The cause of the scalability problem is the addressing scheme. Each packet contains a globally unique destination address that indicates where the packet should be delivered, without any information about how to get there. Therefore every router must maintain a map of the entire address space so it knows where to forward each packet. Routing tables must be very fast as well as very large - the packet arrival interval in 10Gbit Ethernet is as little as 75ns - so backbone routers require expensive custom silicon. Maintaining the routing tables requires all significant connectivity changes to be communicated to all routers over BGP, so communication overheads scale badly as well as routing table sizes.

The current strategy for controlling this problem relies on aggregation: the Internet registries try to allocate numerically adjacent address blocks to topologically adjacent networks, and hope that distant routers can use a single large routing table entry to span several blocks. But the need for multihoming and traffic engineering encourages de-aggregation despite the external costs this imposes. The regional Internet registries try to use their allocation policies to minimise the harm, but this has the side effect of slowing the growth of the Internet.

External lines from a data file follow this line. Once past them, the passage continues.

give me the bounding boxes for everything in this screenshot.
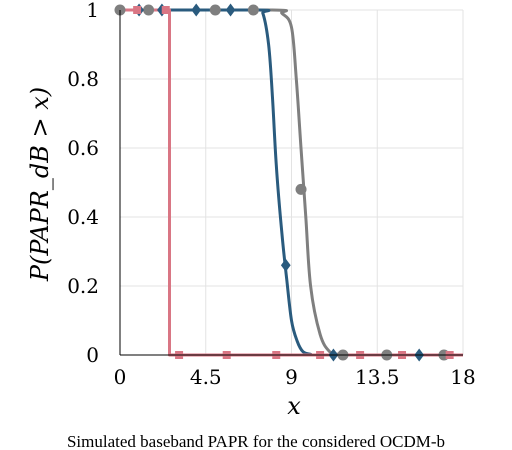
x-tick-label: 9 [285,365,298,389]
axes [119,10,463,356]
square-marker [133,6,142,14]
square-marker [161,6,170,14]
x-axis-label: x [287,392,301,420]
y-tick-label: 0.2 [67,274,99,298]
y-tick-label: 1 [86,0,99,22]
y-tick-label: 0.8 [67,67,99,91]
circle-marker [209,4,221,16]
circle-marker [143,4,155,16]
figure-caption: Simulated baseband PAPR for the consider… [66,432,446,450]
x-tick-label: 4.5 [190,365,222,389]
circle-marker [247,4,259,16]
x-tick-label: 13.5 [355,365,400,389]
tick-labels: 0 4.5 9 13.5 18 0 0.2 0.4 0.6 0.8 1 [67,0,476,389]
series-markers [114,3,454,362]
x-tick-label: 18 [450,365,475,389]
x-tick-label: 0 [114,365,127,389]
y-tick-label: 0 [86,343,99,367]
y-tick-label: 0.6 [67,136,99,160]
diamond-marker [191,3,202,17]
diamond-marker [280,258,291,272]
y-tick-label: 0.4 [67,205,99,229]
grid-lines [119,9,464,356]
diamond-marker [225,3,236,17]
y-axis-label: P(PAPR_dB > x) [26,87,54,282]
circle-marker [295,183,307,195]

All network engineers are aware of this problem, and there has been a lot of work on developing better routing schemes. At the academic end there have been many "Future Internet" research programmes, which funded a lot of projects that have often ignored any need for backwards compatibility with interesting results. At the more practical end has been the work in the IETF and IRTF, especially the Routing Research Group. RFC 6115 has an overview of their work.

The most notable proposals are HIP and LISP, which both follow the locator / identifier split plan. The idea is to add a topology-independent overlay which endpoints use to identify each other. For example, identifiers are used instead of IP addresses in TCP connection tuples. Multi-homing etc. are handled by a mapping layer that translates between identifiers and locators. The locators can then be allocated much more strictly along topological lines than is currently reasonable. HIP requires upgraded endpoints with little support from the network, whereas LISP supports existing endpoints with an upgraded network. HIP puts an extra end-to-end header in packets whereas LISP is closer to the 8+8 scheme of GSE and ILNP.

I am not convinced that the ID/loc split will be a great success. It keeps the same unscalable globally unique address scheme, but duplicated, with a complicated mapping layer in between. It may, at great expense, make widespread site multihoming feasible, but I doubt that will ever be a feature of consumer connectivity let alone edge device connections.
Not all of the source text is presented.